Avec les initiatives de Rennes, Brest, Paris, Montpellier, Toulon, de la Bretagne , l’Aquitaine, le mouvement devient visible et interpelle les autres collectivités. En cette fin d’année 2010 nous sommes passés des initiatives pionnières à une logique de diffusion à laquelle contribue les rencontres de Rennes et de Bordeaux et le réseau d’acteurs mis en place par la FING. [3]

Aux contenus ouverts

Ce mouvement des données ouvertes pose la question des contenus produits par la collectivité : sont-ils aussi des contenus réutilisables ?

En regardant les mentions légales associées aux sites des collectivités locales on mesure encore le chemin à parcourir . Dans la plupart des villes citées précédemment, la mention précise que toute réutilisation est interdite sauf accord explicite. [4]

Et dans la liste de références de sites sous Creative commons je n’avais référencé l’an passé que deux petites dizaines de sites de collectivité sur les milliers existants !

Et bien que la loi permette que les citoyens puissent demander une version numérique des documents et études produits et que la collectivité doit en définir les conditions de réutilisation, il y a ma connaissance très peu de répertoire de ces dossiers et études pourtant produites par les agences d’urbanismes et les services des collectivités.

Faire en sorte que les contenus soient accessibles et réutilisables est un changement de mentalité qui demande du temps. Aujourd’hui l’élu ou le technicien qui commande une étude s’en sent bien souvent propriétaire même si elle est financée par l’argent public.

Combien de schéma d’aménagement numérique par exemple ont été commandés par les agglomérations, les départements et les régions sans être mutualisés payant plusieurs fois la même présentation générale adaptée au contexte local ?

Ici et là ce sont des initiatives locales qui font que les archives les photographies des œuvres d’un musée dans le domaine public sont mis en ligne et réutilisables.

C’est en popularisant les mises en bien communs tel ce partenariat entre wikimedia France et le musée de Toulouse que cette question qui parait bien simple des biens numériques mis en commun se diffusera parmi les acteurs des services publics.

Juste faisons le !!!

Faire connaitre les initiatives, interroger les administrateurs du site de votre collectivité, s’informer sur les questions des licences, beaucoup de pistes de travail pour qu’au delà des données ouvertes nous avancions sur le chemin d’une collaboration ouverte et de contenus largement accessibles.

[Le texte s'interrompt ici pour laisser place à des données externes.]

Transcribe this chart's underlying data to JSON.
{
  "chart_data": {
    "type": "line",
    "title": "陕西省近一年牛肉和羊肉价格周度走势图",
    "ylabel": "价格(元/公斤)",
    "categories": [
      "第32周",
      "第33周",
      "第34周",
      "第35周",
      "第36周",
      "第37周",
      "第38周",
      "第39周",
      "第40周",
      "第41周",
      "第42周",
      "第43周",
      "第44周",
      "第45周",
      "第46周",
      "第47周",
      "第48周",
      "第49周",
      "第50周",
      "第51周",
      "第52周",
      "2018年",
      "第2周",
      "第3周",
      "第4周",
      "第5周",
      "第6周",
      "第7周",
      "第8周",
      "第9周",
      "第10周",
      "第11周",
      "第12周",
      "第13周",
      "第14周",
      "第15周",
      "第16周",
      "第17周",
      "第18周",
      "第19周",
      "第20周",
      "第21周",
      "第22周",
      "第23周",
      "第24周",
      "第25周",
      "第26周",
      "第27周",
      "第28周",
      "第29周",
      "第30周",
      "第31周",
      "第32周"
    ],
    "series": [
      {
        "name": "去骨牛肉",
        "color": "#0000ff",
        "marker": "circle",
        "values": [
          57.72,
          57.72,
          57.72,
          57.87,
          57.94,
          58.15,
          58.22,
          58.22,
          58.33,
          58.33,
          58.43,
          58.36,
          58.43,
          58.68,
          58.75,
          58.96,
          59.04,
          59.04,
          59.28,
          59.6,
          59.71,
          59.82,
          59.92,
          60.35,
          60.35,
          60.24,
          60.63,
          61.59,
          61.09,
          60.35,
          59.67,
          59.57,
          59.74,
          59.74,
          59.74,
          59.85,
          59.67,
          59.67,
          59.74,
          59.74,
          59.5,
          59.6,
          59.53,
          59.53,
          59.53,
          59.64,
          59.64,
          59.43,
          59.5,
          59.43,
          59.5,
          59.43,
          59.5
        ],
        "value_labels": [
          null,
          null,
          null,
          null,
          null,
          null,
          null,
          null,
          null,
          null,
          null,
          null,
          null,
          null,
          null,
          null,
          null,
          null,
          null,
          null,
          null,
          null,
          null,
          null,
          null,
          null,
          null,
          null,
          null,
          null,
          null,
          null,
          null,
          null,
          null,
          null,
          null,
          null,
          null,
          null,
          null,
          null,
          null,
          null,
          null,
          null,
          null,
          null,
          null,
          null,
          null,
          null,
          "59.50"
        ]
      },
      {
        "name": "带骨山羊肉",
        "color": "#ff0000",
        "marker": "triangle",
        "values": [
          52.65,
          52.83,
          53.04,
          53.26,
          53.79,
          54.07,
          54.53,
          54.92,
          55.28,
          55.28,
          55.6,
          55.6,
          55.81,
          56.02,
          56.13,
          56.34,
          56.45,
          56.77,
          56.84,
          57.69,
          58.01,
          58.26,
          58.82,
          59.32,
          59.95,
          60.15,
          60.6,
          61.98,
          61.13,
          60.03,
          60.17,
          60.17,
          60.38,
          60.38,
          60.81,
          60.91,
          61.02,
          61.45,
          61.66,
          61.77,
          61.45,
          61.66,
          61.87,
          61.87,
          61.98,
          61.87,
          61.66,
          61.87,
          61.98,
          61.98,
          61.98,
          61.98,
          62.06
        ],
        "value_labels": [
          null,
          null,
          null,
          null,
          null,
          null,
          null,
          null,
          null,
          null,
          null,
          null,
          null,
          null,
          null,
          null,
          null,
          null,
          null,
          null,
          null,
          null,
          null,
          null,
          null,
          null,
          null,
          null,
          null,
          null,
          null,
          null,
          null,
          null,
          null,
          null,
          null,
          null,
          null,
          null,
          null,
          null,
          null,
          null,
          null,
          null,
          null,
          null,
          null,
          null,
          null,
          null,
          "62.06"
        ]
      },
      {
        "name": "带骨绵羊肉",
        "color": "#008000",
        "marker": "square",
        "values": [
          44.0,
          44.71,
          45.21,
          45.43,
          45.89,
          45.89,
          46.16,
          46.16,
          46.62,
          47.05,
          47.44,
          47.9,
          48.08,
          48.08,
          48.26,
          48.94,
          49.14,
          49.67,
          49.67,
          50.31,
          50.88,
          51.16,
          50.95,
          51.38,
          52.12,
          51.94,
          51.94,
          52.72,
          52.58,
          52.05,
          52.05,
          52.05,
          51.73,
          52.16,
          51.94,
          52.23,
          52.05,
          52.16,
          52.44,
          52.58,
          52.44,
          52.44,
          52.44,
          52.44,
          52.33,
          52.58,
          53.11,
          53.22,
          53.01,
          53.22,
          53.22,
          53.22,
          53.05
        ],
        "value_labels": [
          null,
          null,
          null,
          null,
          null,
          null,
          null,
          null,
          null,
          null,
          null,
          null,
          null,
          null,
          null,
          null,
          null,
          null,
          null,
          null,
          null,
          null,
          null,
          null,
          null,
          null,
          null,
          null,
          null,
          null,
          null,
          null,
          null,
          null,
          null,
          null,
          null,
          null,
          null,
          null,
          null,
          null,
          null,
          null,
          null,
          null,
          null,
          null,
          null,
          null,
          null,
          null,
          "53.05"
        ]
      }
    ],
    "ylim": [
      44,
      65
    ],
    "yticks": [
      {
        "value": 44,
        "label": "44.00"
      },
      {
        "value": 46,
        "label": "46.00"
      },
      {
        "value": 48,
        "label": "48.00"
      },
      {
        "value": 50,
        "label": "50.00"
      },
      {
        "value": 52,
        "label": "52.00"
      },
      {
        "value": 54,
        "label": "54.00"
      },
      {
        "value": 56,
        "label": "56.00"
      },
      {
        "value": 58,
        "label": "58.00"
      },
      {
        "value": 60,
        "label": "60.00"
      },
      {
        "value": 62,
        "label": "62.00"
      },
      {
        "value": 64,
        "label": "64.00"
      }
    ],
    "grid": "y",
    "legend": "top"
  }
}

Restera le chantier immense des contenus pédagogiques. Alors qu’en Espagne 33 universités participent à l’Open Course Ware consortium de mutualisation des contenus pédagogiques initié par le MIT seule une université y est inscrite en France. Et lorsque l’on consulte les mentions du site ouvert par l’éducation nationale on y trouve que les contenus ne peuvent pas être réutilisés sans autorisation par un professeur en classe, seul l’usage par une personne privée est possible !

Pourtant lorsqu’à Telecom Bretagne une licence Creative commons a été proposée pour les cours mis sur le web aucun refus d’enseignant, et une trentaine de cours sont en ligne et réutilisables.

C’est le paradoxe du service public en France où ce sont les initiatives associatives tel ce travail exemplaire du réseau sesamath qui font avancer les choses sans aucun soutien ou financement de l’état !

A la différence des logiciels libres [5] où nous sommes nombreux à être simple utilisateur et pas développeur, les contenus ouverts nous concernent tous.

Editeur d’un blog, rédacteur d’un article, contributeur d’un wiki chacun-e de nous a le choix d’indiquer qu’il souhaite que son contenu soit réutilisable [6] ; (voir l’article d’April"Libérez vos oeuvres : appel à publier sous licence libre).

C’est particulièrement vrai pour tous les acteurs de la vie publique élu-e ou technicien-ne du service public, les contenus produits doivent-ils être interdits de réutilisation par défaut ?

Et si nous voulons une société ouverte agissons localement en ouvrant la possibilité d’une réutilisation de nos contenus !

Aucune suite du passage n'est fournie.